Students fall prey to this sentiment far too readily, as do American consumers by the score. How else do you explain the great wealth generated by sham treatments? Magnets to increase gas efficiency by aligning the fuel molecules — sure, sounds reasonable. Crystals to cleanse your personal energy field by canceling negative vibrations — sure, sounds reasonable. What goes MIA is the evidence supporting the claims. The same often goes for theories. Many perfectly reasonable-sounding psychological theories, to put my field under a spotlight, simple don’t hold up under scientific scrutiny. As a defense mechanism, do people habitually repress traumatic memories? Do responses to abstract stimuli, such as inkblots, provide us with reliable information about a person’s unconscious mind? The apparent reasonableness of an argument and any evidence in support of it can be two completely separate things.
As a corollary, there are also those tremendously robust theories that hardly seem reasonably, even to well-educated minds. Consider relativity and quantum theories: these are not reasonable ideas in an everyday sense. It is only thanks to scientific measurements that we are confident of their value.

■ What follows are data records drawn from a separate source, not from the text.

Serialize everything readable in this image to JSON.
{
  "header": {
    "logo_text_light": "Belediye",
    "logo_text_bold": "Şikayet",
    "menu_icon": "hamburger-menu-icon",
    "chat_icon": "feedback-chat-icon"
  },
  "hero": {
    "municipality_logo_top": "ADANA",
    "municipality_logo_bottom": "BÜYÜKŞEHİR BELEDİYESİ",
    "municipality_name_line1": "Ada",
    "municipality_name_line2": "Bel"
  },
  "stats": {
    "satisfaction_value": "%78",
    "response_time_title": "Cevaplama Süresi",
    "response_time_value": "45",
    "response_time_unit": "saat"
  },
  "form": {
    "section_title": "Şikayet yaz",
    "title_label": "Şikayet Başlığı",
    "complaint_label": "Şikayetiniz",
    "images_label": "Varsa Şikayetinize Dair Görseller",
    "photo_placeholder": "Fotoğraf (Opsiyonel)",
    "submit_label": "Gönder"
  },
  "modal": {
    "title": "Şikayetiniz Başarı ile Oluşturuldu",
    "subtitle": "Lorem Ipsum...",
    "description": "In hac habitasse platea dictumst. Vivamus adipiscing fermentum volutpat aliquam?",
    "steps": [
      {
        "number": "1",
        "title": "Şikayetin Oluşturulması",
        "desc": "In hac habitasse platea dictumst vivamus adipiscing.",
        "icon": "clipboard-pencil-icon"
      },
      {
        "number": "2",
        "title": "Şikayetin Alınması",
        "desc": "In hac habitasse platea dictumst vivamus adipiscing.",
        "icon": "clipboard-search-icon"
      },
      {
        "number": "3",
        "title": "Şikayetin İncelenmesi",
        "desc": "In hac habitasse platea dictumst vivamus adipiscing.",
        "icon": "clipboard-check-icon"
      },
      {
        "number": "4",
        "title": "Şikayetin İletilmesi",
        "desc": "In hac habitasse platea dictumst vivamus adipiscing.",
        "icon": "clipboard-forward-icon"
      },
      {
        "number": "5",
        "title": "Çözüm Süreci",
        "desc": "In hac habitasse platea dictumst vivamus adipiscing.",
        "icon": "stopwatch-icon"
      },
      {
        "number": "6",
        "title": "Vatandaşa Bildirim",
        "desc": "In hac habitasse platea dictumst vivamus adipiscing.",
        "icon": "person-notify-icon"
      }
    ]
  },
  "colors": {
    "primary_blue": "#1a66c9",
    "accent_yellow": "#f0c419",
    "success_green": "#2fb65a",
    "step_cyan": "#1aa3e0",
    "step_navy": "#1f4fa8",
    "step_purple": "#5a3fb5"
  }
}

An important and indispensable part of science is the language we use to explain and argue and theorize. But if the language part is not firmly tethered to data (to observation and measurement, to what I am here calling “numbers”), then our level of confidence in the explanation must reflect this.
Concluding Thought: The Authority of My Hunches
Turning my scientific inclinations back upon the workings of my own mind, I fully realize that what I have explored in this series of posts is emphatically not science. Pre- or para-scientific journalism, perhaps. What I have written may strike a number of you as reasonable, but that certainly doesn’t make it valid. To support my words, I have only my own bias-prone observations, without more weighty numbers to back up these observations. However, I am open and receptive to outside information and correction. If any of you skeptical readers have information pertaining to what I have discussed, please share it. Or if you have thoughts about how I might test the above, ditto.